Total valid combinations found: [2, 2, 3] via path (2, 2, 3) and [7] via path (7). The decision tree has been pruned extensively — all branches where the running total exceeded 7 were cut immediately after the sort-based break triggered. This matches the expected output for this example.
- 1Root: remaining=7, start=0
- 2Pick 2 → remaining=5, start=0
- 3 Pick 2 → remaining=3, start=0
- 4 Pick 2 → remaining=1; 2>1 breaks → dead end
- 5 Pick 3 → remaining=0 → FOUND [2,2,3]
- 6 Pick 3 → remaining=2, start=1; 3>2 breaks → dead end
- 7 Pick 6 → remaining=-1 → pruned
- 8Pick 3 → remaining=4, start=1
- 9 Pick 3 → remaining=1; 3>1 breaks → dead end
- 10 Pick 6 → remaining=-2 → pruned
- 11Pick 6 → remaining=1; 6>1 breaks → dead end
- 12Pick 7 → remaining=0 → FOUND [7]
Code Walkthrough: Python and Java
In Python, sort candidates first. The combinationSum function initializes an empty results list and calls backtrack(0, [], target). The backtrack(start, path, remaining) function checks if remaining == 0 and appends path[:] to results. Otherwise, it loops over i from start to len(candidates) - 1, breaks if candidates[i] > remaining, appends candidates[i] to path, recurses with backtrack(i, path, remaining - candidates[i]), then pops path. Time complexity is O(n^(t/m)) where t is the target and m is the minimum candidate value — this bounds the maximum depth and branching factor. Space complexity is O(t/m) for the recursion stack depth.

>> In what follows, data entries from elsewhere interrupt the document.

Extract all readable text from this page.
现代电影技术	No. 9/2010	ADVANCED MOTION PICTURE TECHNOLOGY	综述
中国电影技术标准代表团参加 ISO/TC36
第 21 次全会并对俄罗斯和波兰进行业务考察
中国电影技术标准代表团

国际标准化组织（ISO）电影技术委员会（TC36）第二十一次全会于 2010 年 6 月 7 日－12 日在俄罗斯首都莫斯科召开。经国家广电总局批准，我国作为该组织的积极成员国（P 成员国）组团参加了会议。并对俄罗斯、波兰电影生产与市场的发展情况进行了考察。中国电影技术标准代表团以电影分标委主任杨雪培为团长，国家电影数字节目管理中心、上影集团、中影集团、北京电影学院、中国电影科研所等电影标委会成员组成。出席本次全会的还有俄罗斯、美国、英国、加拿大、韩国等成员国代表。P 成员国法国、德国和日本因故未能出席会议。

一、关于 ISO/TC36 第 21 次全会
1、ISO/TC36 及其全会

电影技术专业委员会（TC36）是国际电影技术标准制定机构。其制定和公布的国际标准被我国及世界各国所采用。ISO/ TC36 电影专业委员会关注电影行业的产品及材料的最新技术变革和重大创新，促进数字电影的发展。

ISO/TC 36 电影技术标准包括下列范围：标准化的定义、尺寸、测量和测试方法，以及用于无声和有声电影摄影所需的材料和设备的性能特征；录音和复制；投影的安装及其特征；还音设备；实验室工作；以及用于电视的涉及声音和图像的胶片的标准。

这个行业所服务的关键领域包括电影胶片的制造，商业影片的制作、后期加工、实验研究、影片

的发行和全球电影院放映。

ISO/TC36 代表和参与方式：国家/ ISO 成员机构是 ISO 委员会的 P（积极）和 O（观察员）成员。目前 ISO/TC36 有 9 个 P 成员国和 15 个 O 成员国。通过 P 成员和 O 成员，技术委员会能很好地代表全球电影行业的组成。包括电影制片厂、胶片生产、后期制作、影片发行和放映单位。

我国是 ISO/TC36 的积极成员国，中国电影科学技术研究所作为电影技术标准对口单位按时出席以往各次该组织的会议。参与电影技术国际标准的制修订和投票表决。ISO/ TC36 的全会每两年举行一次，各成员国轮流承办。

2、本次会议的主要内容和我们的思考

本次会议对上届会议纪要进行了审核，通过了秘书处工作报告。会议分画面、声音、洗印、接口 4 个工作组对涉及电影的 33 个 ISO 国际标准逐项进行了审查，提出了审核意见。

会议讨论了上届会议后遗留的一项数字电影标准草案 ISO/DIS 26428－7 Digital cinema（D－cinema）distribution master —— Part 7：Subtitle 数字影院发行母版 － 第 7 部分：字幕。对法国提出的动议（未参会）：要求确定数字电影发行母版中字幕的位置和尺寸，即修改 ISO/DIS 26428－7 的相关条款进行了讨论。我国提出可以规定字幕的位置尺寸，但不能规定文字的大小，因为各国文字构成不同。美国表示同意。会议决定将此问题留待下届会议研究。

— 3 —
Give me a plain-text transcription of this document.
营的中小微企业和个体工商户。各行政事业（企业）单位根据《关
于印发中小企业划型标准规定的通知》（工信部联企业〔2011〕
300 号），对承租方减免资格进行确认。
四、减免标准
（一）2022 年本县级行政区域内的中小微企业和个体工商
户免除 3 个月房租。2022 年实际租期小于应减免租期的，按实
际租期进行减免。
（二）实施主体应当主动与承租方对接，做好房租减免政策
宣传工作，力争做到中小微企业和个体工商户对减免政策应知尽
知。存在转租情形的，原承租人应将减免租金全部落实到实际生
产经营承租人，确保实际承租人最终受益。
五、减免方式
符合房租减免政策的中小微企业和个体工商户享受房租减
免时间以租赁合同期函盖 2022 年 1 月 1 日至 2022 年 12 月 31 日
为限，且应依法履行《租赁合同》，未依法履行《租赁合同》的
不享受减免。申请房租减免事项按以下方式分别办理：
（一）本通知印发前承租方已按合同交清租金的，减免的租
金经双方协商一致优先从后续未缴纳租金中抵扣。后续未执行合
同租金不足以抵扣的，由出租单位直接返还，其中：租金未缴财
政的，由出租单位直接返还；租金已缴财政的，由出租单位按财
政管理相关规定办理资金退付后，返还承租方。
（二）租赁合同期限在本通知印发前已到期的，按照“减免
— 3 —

In Java, Arrays.sort(candidates) first. The public List<List<Integer>> combinationSum(int[] candidates, int target) method initializes a List<List<Integer>> result and calls backtrack(candidates, target, 0, new ArrayList<>(), result). The private void backtrack method checks if remaining == 0, adds new ArrayList<>(current) to result, and returns. Otherwise, it loops from start, breaks if candidates[i] > remaining, adds to current, recurses with i (not i+1) for unlimited reuse, then removes the last element from current.
Both implementations follow the same structure: sort, recurse with same index for reuse, break on over-target, pop on backtrack. There is no memoization — each path is unique because of the non-decreasing index constraint. The algorithm is pure backtracking with constraint-based pruning, not dynamic programming.
Pop After Each Recursive Call to Restore State
Don't forget to pop the last element after each recursive call to restore the path to its state before the current choice was made. Forgetting the pop means subsequent loop iterations will see a path that already contains the current candidate, producing incorrect combinations with extra elements. Every append/add before recursing must have a corresponding pop/remove after recursing — this is the fundamental invariant of backtracking.